Há muitas maneiras de ver The Cleaners. Pode-se, por exemplo, enxergar o que há de censura na prática de limpar as mídias sociais de conteúdos considerados impróprios, ofensivos, pornográficos ou politicamente indefensáveis. Ou então encarar essa “limpeza” como algo necessário para não difundir e estimular discursos de ódio, exploração de pedofilia, bullying virtual e notícias falsas. Pode-se também tomar o lado de empresas como o Facebook e o Google, que precisam zelar por isso a fim de não terem suas plataformas defenestradas de países inteiros ou acusadas de piorar o mundo em vez de melhorá-lo.

 

 

 

Pode-se, ainda, assistir ao filme como a radiografia de um mundo subterrâneo onde jovens anônimos ganham a vida diante de monitores e da dúvida desgastante entre “deletar” e “ignorar”. Esta coprodução entre Alemanha e Brasil foi rodada majoritariamente em Manila, Filipinas, uma das sedes não identificadas desse serviço terceirizado. Há uma distância social considerável entre os bairros pobres e caóticos onde residem os “moderadores de conteúdo” e os escritórios impessoais em que trabalham. Expostos, dia após dia, a uma overdose de imagens chocantes, eles desenvolvem traumas e alguns preferem abandonar o trabalho depois de um tempo. Fala-se mesmo de um especialista em vídeos de automutilação que terminou por se suicidar.

 

Os diretores Hans Block e Moritz Riesewieck procuraram também usuários atingidos pela faxina digital do Facebook.
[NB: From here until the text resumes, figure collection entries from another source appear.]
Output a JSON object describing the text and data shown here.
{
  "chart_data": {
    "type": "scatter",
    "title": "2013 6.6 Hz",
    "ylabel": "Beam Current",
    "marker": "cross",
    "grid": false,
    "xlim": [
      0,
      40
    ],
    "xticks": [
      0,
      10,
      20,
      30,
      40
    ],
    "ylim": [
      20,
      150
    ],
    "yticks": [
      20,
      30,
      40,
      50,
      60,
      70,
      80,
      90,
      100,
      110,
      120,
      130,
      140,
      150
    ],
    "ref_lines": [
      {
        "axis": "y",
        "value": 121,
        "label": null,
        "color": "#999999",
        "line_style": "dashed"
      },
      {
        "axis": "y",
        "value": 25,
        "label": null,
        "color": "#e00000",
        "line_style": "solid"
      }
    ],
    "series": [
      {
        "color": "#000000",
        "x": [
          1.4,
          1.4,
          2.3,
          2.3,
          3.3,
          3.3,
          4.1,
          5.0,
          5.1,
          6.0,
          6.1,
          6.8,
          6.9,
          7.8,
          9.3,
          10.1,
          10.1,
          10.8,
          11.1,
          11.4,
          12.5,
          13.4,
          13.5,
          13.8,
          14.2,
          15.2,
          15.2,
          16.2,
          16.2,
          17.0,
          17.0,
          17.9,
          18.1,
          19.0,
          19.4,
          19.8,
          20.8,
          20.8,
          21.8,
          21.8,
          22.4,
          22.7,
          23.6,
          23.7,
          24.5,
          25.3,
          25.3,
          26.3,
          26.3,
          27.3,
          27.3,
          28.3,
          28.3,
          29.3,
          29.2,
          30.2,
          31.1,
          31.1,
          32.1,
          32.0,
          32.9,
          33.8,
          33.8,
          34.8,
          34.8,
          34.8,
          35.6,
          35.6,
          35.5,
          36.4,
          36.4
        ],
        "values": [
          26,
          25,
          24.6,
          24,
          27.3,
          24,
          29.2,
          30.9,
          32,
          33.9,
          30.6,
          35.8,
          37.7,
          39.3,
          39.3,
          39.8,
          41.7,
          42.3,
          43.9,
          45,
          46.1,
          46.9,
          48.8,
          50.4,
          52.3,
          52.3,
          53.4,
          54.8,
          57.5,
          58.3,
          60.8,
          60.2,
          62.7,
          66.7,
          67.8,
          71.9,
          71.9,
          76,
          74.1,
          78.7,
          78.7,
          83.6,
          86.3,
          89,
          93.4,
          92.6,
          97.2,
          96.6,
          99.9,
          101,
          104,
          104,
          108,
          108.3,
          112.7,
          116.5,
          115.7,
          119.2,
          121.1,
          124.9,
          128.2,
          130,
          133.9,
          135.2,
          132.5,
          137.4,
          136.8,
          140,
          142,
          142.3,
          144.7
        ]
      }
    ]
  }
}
Uma artista americana comenta o sucesso e o pesadelo resultantes da postagem de sua caricatura de um Trump de pênis mínimo. Um ativista de direita reivindica liberdade para continuar divulgando suas mensagens contra imigrantes e refugiados. Uma ONG londrina coleta imagens de ataques aéreos como prova de guerra antes que elas sejam apagadas por algum moderador.

The Cleaners coloca os termos de um debate urgente. Se por um lado, as mídias sociais aproximam as pessoas e possibilitam ações virtuosas, por outro alimentam a polarização política atual e multiplicam o alcance do ódio contra minorias como os Rohingya na Birmânia. O risco de se controlar esse fluxo insano de ideias e estímulos está no uso político desse controle e, como diz um dos entrevistados, empobrecer a sociedade pela redução de informações provocativas e de vanguarda.

A discussão nos chega sob a forma de um thriller noir, marcado por signos de um “cinema da paranoia”: imagens fragmentadas, ocultações, trilha sonora e efeitos de áudio criadores de tensão, vozes desencarnadas e até um personagem que atravessa o filme sem nunca mostrar seu rosto por inteiro. O estilo às vezes se sobrepõe às necessidades do documentário, denotando um certo fetichismo de gênero. Convém alertar que algumas imagens brutais, deletadas da rede, aparecem aqui, justificadas pelo contexto da reportagem.